The Committee determined that the Department’s argument that RSA 541-A:25 (and, by implication, Part 1, Article 28-a) are not violated "unless and until a municipality has been given the opportunity to comply and then refuses to provide funding for any new requirements" conflicts with the statute and the Constitution.

First, the Committee decided that unless the rules recognize the exemption for political subdivisions as stated in Article 28-a, the state "mandates" or "assigns" in a legal sense when the rule is effective, that is, has the force of law pursuant to RSA 541-A:22, II. The political subdivision is therefore subject to the rule. In the Committee’s view the state does not "mandate" or "assign" only when a municipality affirmatively refuses to provide funding or the Department chooses to penalize for noncompliance.

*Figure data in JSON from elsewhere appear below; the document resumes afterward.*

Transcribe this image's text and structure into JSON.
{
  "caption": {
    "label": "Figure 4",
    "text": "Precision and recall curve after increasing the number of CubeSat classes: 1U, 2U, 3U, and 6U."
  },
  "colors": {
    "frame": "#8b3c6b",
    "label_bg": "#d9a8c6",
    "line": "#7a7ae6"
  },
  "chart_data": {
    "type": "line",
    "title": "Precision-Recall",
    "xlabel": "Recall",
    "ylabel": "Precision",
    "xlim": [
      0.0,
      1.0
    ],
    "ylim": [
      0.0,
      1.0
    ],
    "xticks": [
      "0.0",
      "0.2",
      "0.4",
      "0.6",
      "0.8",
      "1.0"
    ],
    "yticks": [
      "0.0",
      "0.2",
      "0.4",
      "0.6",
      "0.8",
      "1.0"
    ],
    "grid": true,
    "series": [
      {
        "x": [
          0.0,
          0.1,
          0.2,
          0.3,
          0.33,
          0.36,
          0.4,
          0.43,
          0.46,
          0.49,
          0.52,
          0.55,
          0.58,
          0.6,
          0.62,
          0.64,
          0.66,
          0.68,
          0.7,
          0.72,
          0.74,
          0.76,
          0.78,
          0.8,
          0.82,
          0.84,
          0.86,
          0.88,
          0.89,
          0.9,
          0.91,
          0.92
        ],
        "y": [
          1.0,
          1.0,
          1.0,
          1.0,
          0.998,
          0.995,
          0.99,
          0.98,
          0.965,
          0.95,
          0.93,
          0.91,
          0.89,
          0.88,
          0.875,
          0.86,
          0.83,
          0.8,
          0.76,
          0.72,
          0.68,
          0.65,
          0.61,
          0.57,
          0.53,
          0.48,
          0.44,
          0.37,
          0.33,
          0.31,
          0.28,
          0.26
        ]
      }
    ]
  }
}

Secondly, the Committee determined that both RSA 541-A:25 and Part 1, Article 28-a do not require the political subdivision to "refuse" to provide funding for the prohibition against unfunded mandates to apply. The prohibition against unfunded mandates applies unless the mandate is "approved for funding". The Department argued that there is no violation per se of RSA 541-A:25 (and implicitly Part 1, Article 28-a) unless the political subdivision asserts its right not to have the mandate imposed. However, in the Committee’s view you cannot waive this constitutional right by silence.

The Committee therefore concluded that Part 1, Article 28-a was violated despite the Department’s explanation in its written response. The Committee did not limit its revised objection only to those post-1984 rules identified in the Department’s attachment but wherever the rules in the proposal were not proposed pursuant to federal requirements or went beyond what is required by the federal requirements.

At the meeting on November 14, 1996, after considerable discussion, the Department representatives testified that the Department would amend the proposal to make it clear that the rules do not apply in those circumstances described above unless the political subdivision approves the mandate for funding.

Department’s Response to Revised Objection and Committee’s Analysis

In response to the Committee’s revised objection, the Department included an applicability rule Env-Ws 301.04 to exempt political subdivisions from compliance with those rules which would otherwise violate Part 1, Article 28-a.

Env-Ws 301.04(a) states that "a rule contained in Table 301-1" in Env-Ws 301.04(b) "shall not apply to a political subdivision pursuant to Part 1, Article 28-a" if compliance necessitates additional local expenditures compared to compliance with Env-Ws 300 prior to the effective date of the rule and if the state has not fully funded these expenditures or the local legislative body has not approved these expenditures for funding.

Env-Ws 301.04(b) states that, "The rules in Env-Ws 300 which were not effective prior to November 28, 1984 and are additional to any federal mandate pursuant to RSA 541-A:26 shall include" the rules in Table 301-1.

The Committee determined that the language chosen in Env-Ws 301.04(a) and (b) makes the list of rules in Table 301-1 an exclusive list, that is, the exemption for political subdivisions applies only to those rules identified in the list. However, after considering the testimony of the agency, the Committee decided that there may well be other rules in Env-Ws 300 which should be on the list. Therefore the Committee concluded that the exemption for political subdivisions should have applied to any rule in Env-Ws 300 under circumstances which would otherwise violate Part 1, Article 28-a. In the Committee’s view the list of rules in Table 301-1 should have clearly been a nonexclusive list of examples.

The Committee as a result limited the final objection to whatever other rules in Env-Ws 300 than those in Table 301-1 are additional to the federal mandate and mandate or assign new, modified, or expanded programs or responsibilities to political subdivisions in such a way as to necessitate additional local expenditures which have not been approved for funding by the political subdivision.